A Staten Island, NY, community health center and its CEO are being sued by the U.S. Department of Labor after an employee was allegedly suspended and later fired for reporting COVID-19-related safety and health concerns.
The employee was allegedly disciplined and eventually terminated after expressing concerns over staff being exposed to the coronavirus and a lack of proper social distancing protocols.
Community Health Center of Richmond, Inc., and its CEO, Henry Thompson, are accused of firing the “six-year veteran employee” shortly after the employee reported COVID-19 hazards to Thompson, according to a DOL news release.

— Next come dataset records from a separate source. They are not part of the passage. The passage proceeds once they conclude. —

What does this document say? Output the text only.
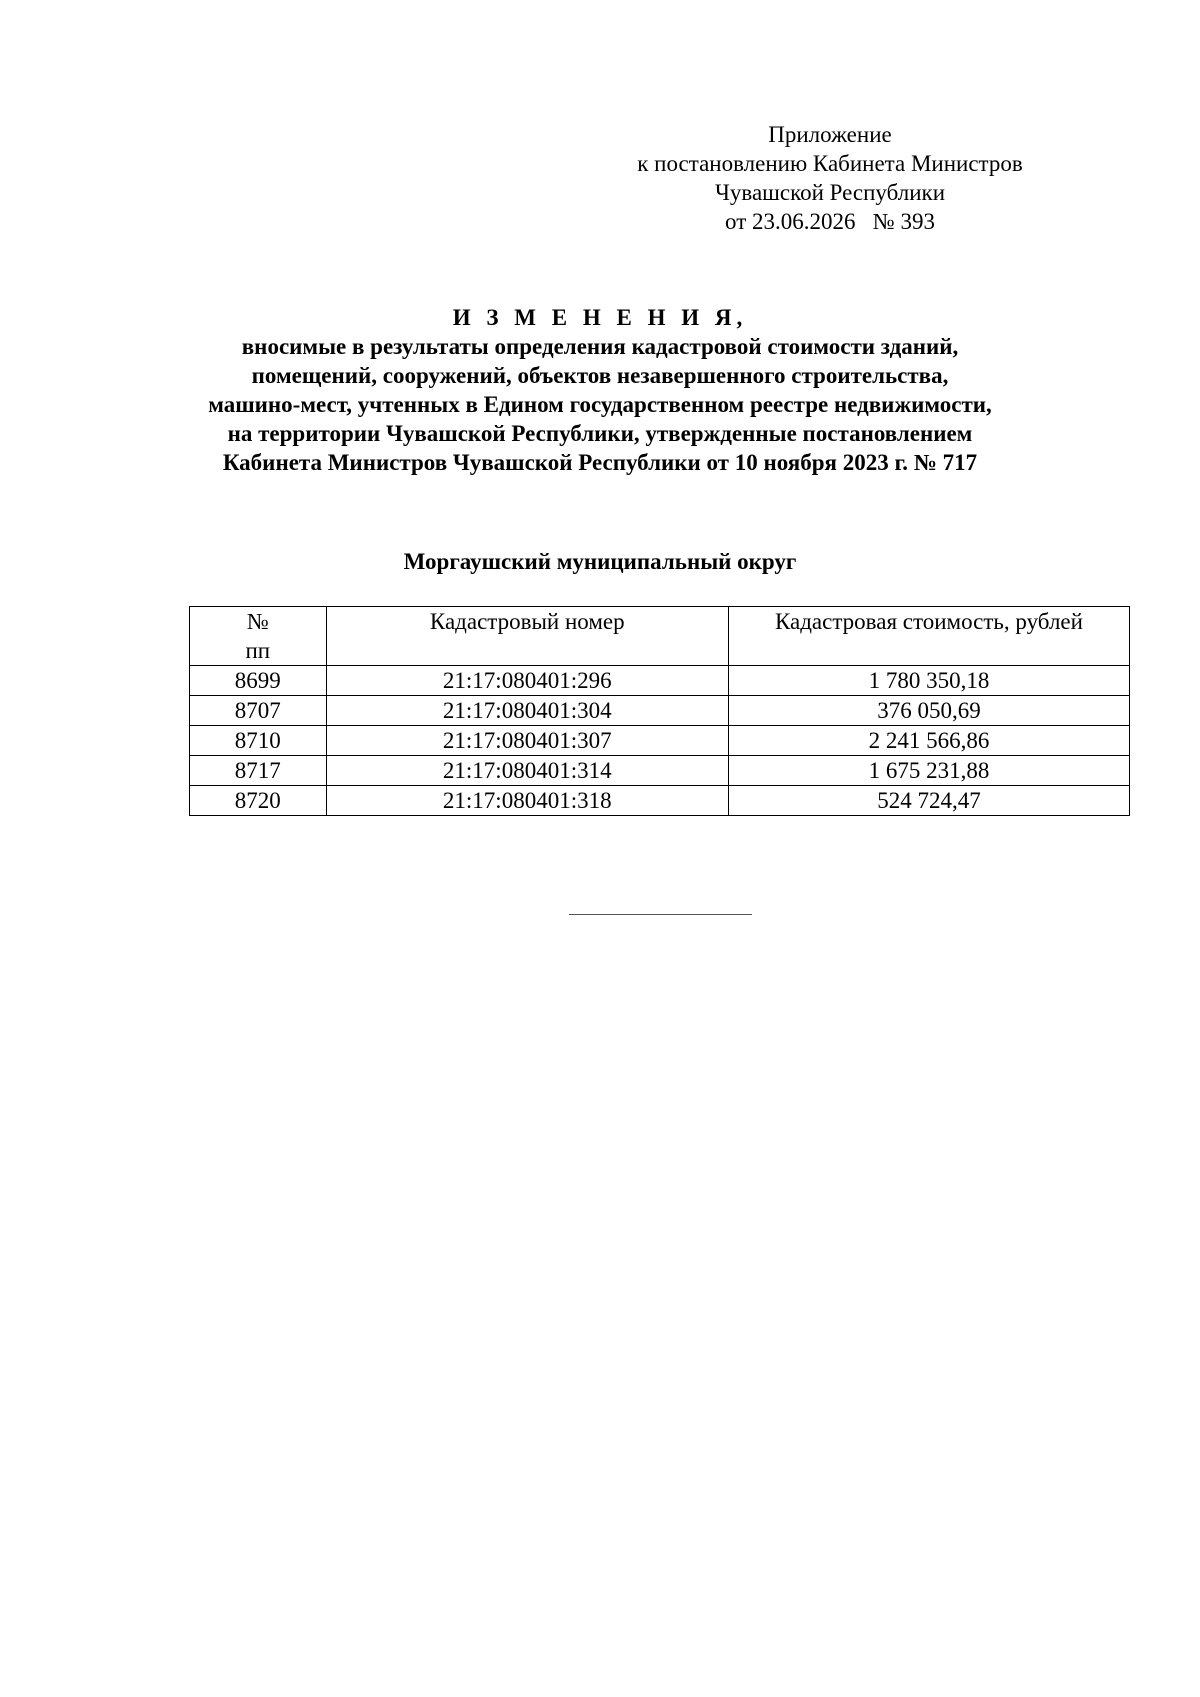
Приложение
к постановлению Кабинета Министров
Чувашской Республики
от 23.06.2026   № 393
И З М Е Н Е Н И Я,
вносимые в результаты определения кадастровой стоимости зданий,
помещений, сооружений, объектов незавершенного строительства,
машино-мест, учтенных в Едином государственном реестре недвижимости,
на территории Чувашской Республики, утвержденные постановлением
Кабинета Министров Чувашской Республики от 10 ноября 2023 г. № 717
Моргаушский муниципальный округ
№
пп	Кадастровый номер	Кадастровая стоимость, рублей
8699	21:17:080401:296	1 780 350,18
8707	21:17:080401:304	376 050,69
8710	21:17:080401:307	2 241 566,86
8717	21:17:080401:314	1 675 231,88
8720	21:17:080401:318	524 724,47
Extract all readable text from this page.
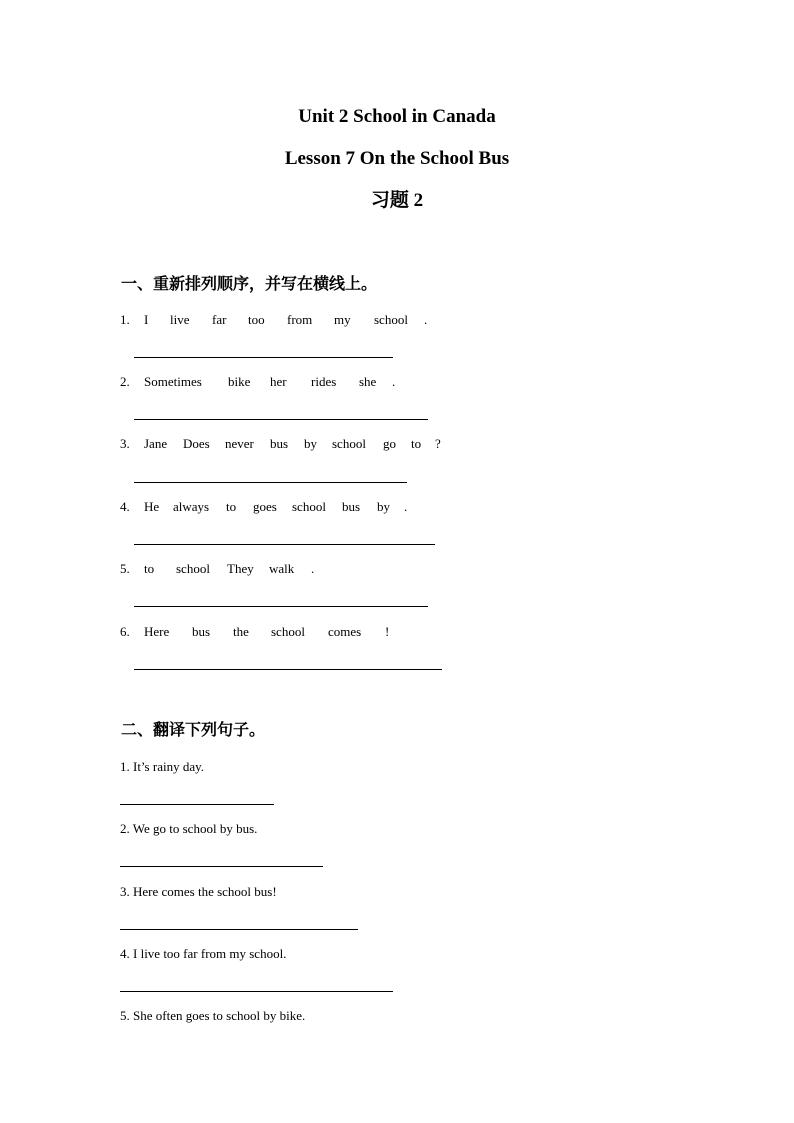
Unit 2 School in Canada
Lesson 7 On the School Bus
习题 2
一、重新排列顺序，并写在横线上。
1. I live far too from my school .
2. Sometimes bike her rides she .
3. Jane Does never bus by school go to ?
4. He always to goes school bus by .
5. to school They walk .
6. Here bus the school comes !
二、翻译下列句子。
1. It’s rainy day.
2. We go to school by bus.
3. Here comes the school bus!
4. I live too far from my school.
5. She often goes to school by bike.
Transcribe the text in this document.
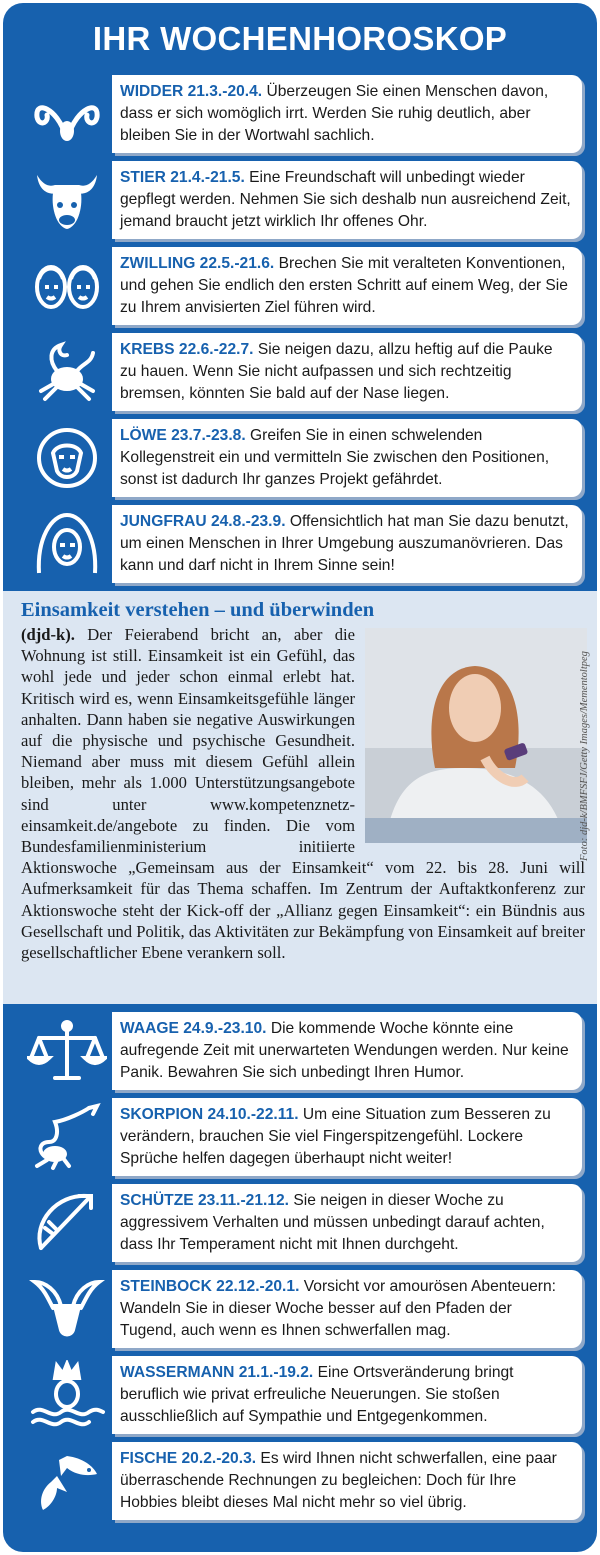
IHR WOCHENHOROSKOP
WIDDER 21.3.-20.4. Überzeugen Sie einen Menschen davon, dass er sich womöglich irrt. Werden Sie ruhig deutlich, aber bleiben Sie in der Wortwahl sachlich.
STIER 21.4.-21.5. Eine Freundschaft will unbedingt wieder gepflegt werden. Nehmen Sie sich deshalb nun ausreichend Zeit, jemand braucht jetzt wirklich Ihr offenes Ohr.
ZWILLING 22.5.-21.6. Brechen Sie mit veralteten Konventionen, und gehen Sie endlich den ersten Schritt auf einem Weg, der Sie zu Ihrem anvisierten Ziel führen wird.
KREBS 22.6.-22.7. Sie neigen dazu, allzu heftig auf die Pauke zu hauen. Wenn Sie nicht aufpassen und sich rechtzeitig bremsen, könnten Sie bald auf der Nase liegen.
LÖWE 23.7.-23.8. Greifen Sie in einen schwelenden Kollegenstreit ein und vermitteln Sie zwischen den Positionen, sonst ist dadurch Ihr ganzes Projekt gefährdet.
JUNGFRAU 24.8.-23.9. Offensichtlich hat man Sie dazu benutzt, um einen Menschen in Ihrer Umgebung auszumanövrieren. Das kann und darf nicht in Ihrem Sinne sein!
Einsamkeit verstehen – und überwinden
(djd-k). Der Feierabend bricht an, aber die Wohnung ist still. Einsamkeit ist ein Gefühl, das wohl jede und jeder schon einmal erlebt hat. Kritisch wird es, wenn Einsamkeitsgefühle länger anhalten. Dann haben sie negative Auswirkungen auf die physische und psychische Gesundheit. Niemand aber muss mit diesem Gefühl allein bleiben, mehr als 1.000 Unterstützungsangebote sind unter www.kompetenznetz-einsamkeit.de/angebote zu finden. Die vom Bundesfamilienministerium initiierte Aktionswoche „Gemeinsam aus der Einsamkeit“ vom 22. bis 28. Juni will Aufmerksamkeit für das Thema schaffen. Im Zentrum der Auftaktkonferenz zur Aktionswoche steht der Kick-off der „Allianz gegen Einsamkeit“: ein Bündnis aus Gesellschaft und Politik, das Aktivitäten zur Bekämpfung von Einsamkeit auf breiter gesellschaftlicher Ebene verankern soll.
Foto: djd-k/BMFSFJ/Getty Images/Mementoltpeg
WAAGE 24.9.-23.10. Die kommende Woche könnte eine aufregende Zeit mit unerwarteten Wendungen werden. Nur keine Panik. Bewahren Sie sich unbedingt Ihren Humor.
SKORPION 24.10.-22.11. Um eine Situation zum Besseren zu verändern, brauchen Sie viel Fingerspitzengefühl. Lockere Sprüche helfen dagegen überhaupt nicht weiter!
SCHÜTZE 23.11.-21.12. Sie neigen in dieser Woche zu aggressivem Verhalten und müssen unbedingt darauf achten, dass Ihr Temperament nicht mit Ihnen durchgeht.
STEINBOCK 22.12.-20.1. Vorsicht vor amourösen Abenteuern: Wandeln Sie in dieser Woche besser auf den Pfaden der Tugend, auch wenn es Ihnen schwerfallen mag.
WASSERMANN 21.1.-19.2. Eine Ortsveränderung bringt beruflich wie privat erfreuliche Neuerungen. Sie stoßen ausschließlich auf Sympathie und Entgegenkommen.
FISCHE 20.2.-20.3. Es wird Ihnen nicht schwerfallen, eine paar überraschende Rechnungen zu begleichen: Doch für Ihre Hobbies bleibt dieses Mal nicht mehr so viel übrig.
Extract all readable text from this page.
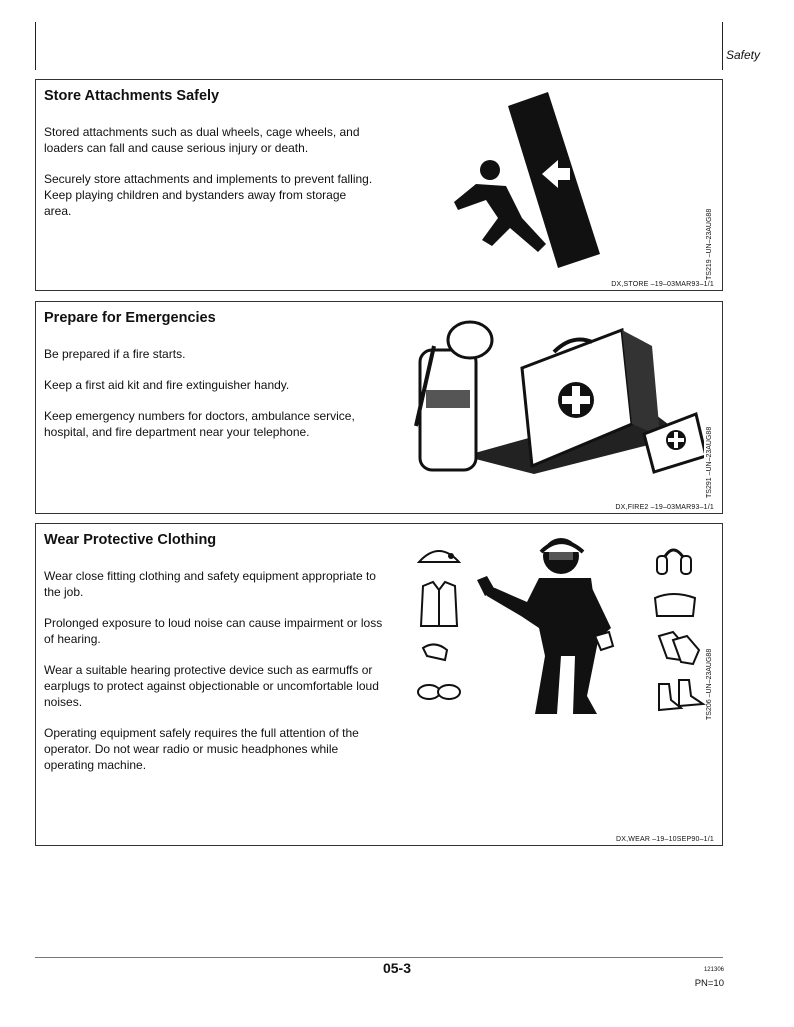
Safety
Store Attachments Safely

Stored attachments such as dual wheels, cage wheels, and loaders can fall and cause serious injury or death.

Securely store attachments and implements to prevent falling. Keep playing children and bystanders away from storage area.	TS219 –UN–23AUG88
DX,STORE –19–03MAR93–1/1
Prepare for Emergencies

Be prepared if a fire starts.

Keep a first aid kit and fire extinguisher handy.

Keep emergency numbers for doctors, ambulance service, hospital, and fire department near your telephone.	TS291 –UN–23AUG88
DX,FIRE2 –19–03MAR93–1/1
Wear Protective Clothing

Wear close fitting clothing and safety equipment appropriate to the job.

Prolonged exposure to loud noise can cause impairment or loss of hearing.

Wear a suitable hearing protective device such as earmuffs or earplugs to protect against objectionable or uncomfortable loud noises.

Operating equipment safely requires the full attention of the operator. Do not wear radio or music headphones while operating machine.

TS206 –UN–23AUG88
DX,WEAR –19–10SEP90–1/1
05-3	121306
PN=10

The employee was concerned that in-person attendance at a March 2020 staff meeting would lead to transmission of the coronavirus, so the worker attempted to reschedule the meeting by phone.
After the scheduling change was turned down by management, the employee refused to attend the meeting in person and was allegedly then suspended and eventually terminated.
The employee then filed an anti-retaliation complaint with OSHA, leading to the lawsuit.
The lawsuit asks the court to order the employer to:
- pay the employee damages, plus interest, for all past and future lost wages and benefits resulting from the termination
- pay appropriate front pay in lieu of reinstatement
- reimburse the employee for costs and expenses
- pay compensatory damages, including compensation for emotional pain and distress and exemplary or punitive damages in an amount to be determined at trial
- expunge records of the termination from personnel and company records, and
- post a notice for employees stating the company will not discriminate against any employee for engaging in protected activities.